A chill prickled across the back of her neck. King’s print on the murdered game warden’s belt buckle most likely meant that he’d raped her before he shot her. Or after. Sam struggled unsuccessfully to wipe the awful image from her imagination. “So you have enough evidence to put him away?”
Please tell me he’s already behind bars.

He nodded again. “We have the evidence but we don’t want to grab him yet. That might cancel their big plans.”

Their big plans to kill her.
The new knowledge that the FBI let known murderers wander around free gave her chills. Sam listened to the cows slurping water and stared beyond them at the shimmering lake, wondering what else her government was pretending ignorance of.

Chase raised an eyebrow and jerked his thumb over his shoulder, calling her attention to the cows that crowded his door.

“Ignore them,” she told him. “They’re just being cows.”

“Weird.” He twisted in his seat to stare back at them. With a flurry of hoof clops, they backed up.

She thought about the unkind stares she’d received in Forks. “How many people in Washington State belong to this Patriot Order?” she asked.

Lili’s “club” must have some sort of link to it, but it couldn’t be too overt or Lili would never have fallen for it. Were the other government employees safe? She couldn’t stand the thought of anything happening to Joe. Or Mack. Jodi. Peter Hoyle. Even Arnie Cole. “Why didn’t you and Joe tell me?”

“We didn’t piece it all together until two days ago. And like I said, we want them to think they’re getting away with it.”

What else hadn’t he told her? “So how are they planning
to get me?” She couldn’t bring herself to say the word
kill
. “The C-4?”

He winced. “Maybe, but that was Allyson’s plan, so it might be something else. We’re still working on that.”

We’re still working on that?
The words didn’t exactly inspire confidence. And sure, the FBI knew Winner and King, but how many others were out there? The Bureau had figured out the Oklahoma City bombing only after the fact. Then there was 9/11. She swallowed hard. How had her throat become so dry? She believed that Chase would do his utmost to keep her safe, but her trust in the efficiency of government organizations was near zero.

Two heifers still stood beside her door, their liquid eyes fixed on her and Chase. They belched fermented grass, their constant chewing interrupted only by an occasional tail swish. Sam Westin, an underemployed nature writer, the target of a group of antigovernment terrorists? It seemed too far-fetched to be true. She was pretty sure that was the cows’ opinion, too.

“I’ll be there,
mi corazón
. And there’ll be others. We won’t let anything happen to you.”

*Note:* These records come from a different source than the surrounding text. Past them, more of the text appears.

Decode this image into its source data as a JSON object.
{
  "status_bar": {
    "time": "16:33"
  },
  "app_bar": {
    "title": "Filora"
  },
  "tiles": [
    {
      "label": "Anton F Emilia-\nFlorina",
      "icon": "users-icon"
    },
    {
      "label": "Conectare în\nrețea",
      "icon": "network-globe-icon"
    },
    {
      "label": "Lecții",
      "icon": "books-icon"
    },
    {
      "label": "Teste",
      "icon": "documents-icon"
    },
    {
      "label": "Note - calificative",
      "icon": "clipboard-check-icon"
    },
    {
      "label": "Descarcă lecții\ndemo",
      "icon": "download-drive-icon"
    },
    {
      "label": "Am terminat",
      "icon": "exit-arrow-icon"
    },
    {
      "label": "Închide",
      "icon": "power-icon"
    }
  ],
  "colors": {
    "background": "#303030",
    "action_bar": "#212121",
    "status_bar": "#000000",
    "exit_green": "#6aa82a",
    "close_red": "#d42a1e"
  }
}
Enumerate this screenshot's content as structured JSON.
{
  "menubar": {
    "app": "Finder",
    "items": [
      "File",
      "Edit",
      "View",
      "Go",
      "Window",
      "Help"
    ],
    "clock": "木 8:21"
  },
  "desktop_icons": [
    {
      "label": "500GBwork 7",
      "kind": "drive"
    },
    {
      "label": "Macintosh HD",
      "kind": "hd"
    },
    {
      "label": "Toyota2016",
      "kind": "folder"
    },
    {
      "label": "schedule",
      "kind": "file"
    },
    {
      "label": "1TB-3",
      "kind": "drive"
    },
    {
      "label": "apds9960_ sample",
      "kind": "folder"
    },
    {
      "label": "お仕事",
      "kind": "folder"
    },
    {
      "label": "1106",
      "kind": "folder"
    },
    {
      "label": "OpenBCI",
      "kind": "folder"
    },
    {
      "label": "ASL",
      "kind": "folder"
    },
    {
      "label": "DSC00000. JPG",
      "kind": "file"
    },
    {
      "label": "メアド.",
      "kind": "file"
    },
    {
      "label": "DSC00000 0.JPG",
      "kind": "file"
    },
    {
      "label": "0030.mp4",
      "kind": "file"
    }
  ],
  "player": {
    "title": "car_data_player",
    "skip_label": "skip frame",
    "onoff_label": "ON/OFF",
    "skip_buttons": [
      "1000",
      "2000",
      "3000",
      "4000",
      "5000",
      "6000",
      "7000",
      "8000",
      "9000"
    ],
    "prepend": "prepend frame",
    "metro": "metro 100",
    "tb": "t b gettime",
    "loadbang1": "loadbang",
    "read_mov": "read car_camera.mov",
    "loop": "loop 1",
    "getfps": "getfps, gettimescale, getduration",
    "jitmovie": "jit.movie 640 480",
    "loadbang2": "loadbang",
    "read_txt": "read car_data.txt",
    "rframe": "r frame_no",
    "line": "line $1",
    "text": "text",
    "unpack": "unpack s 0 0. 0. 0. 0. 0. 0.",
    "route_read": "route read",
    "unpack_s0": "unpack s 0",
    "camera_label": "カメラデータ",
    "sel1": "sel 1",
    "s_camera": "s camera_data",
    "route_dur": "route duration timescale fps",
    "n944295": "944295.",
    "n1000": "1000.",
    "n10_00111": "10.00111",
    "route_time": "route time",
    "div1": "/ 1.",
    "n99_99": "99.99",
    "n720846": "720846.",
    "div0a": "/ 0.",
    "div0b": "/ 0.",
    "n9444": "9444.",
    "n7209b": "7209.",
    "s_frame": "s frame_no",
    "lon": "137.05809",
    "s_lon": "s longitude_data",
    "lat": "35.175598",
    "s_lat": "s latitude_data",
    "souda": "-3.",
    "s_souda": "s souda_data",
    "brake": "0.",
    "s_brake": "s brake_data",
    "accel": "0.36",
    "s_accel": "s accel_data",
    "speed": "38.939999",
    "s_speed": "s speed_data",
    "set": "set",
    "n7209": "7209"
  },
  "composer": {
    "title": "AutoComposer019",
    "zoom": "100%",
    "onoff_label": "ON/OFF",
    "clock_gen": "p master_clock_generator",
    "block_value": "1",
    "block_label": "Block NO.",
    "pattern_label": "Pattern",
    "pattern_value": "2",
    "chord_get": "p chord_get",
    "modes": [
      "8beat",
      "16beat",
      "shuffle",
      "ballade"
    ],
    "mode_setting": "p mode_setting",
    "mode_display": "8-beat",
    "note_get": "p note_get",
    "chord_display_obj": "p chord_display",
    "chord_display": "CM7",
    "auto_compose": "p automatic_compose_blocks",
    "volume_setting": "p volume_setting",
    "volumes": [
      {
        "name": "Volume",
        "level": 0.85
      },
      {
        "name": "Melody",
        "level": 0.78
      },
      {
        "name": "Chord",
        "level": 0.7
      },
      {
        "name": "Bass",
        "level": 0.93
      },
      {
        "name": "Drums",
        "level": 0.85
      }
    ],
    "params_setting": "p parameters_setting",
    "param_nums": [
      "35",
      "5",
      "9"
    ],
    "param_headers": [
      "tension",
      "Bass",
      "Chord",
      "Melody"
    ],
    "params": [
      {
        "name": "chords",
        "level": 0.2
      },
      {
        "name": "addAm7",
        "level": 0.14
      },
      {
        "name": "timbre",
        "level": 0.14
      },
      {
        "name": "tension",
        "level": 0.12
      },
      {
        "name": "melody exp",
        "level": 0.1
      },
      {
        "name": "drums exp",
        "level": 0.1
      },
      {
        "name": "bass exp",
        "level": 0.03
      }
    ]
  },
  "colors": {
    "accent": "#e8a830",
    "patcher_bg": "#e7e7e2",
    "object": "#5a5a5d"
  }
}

He’d given in pretty quickly to her demand to speak at the conference. They both knew it was the only strategy that made sense. She pulled one of her hands free from his and put it on his cheek. “Can you make them like my speech?”

“Want us to wave our guns and demand applause?”

“I’ll let you know.” She sighed. “And now, I suppose, we have to go back and pretend that none of this is happening.”

“Right.” Putting his hand on the car key, he gazed at the herd surrounding the car, and then gave her a questioning look.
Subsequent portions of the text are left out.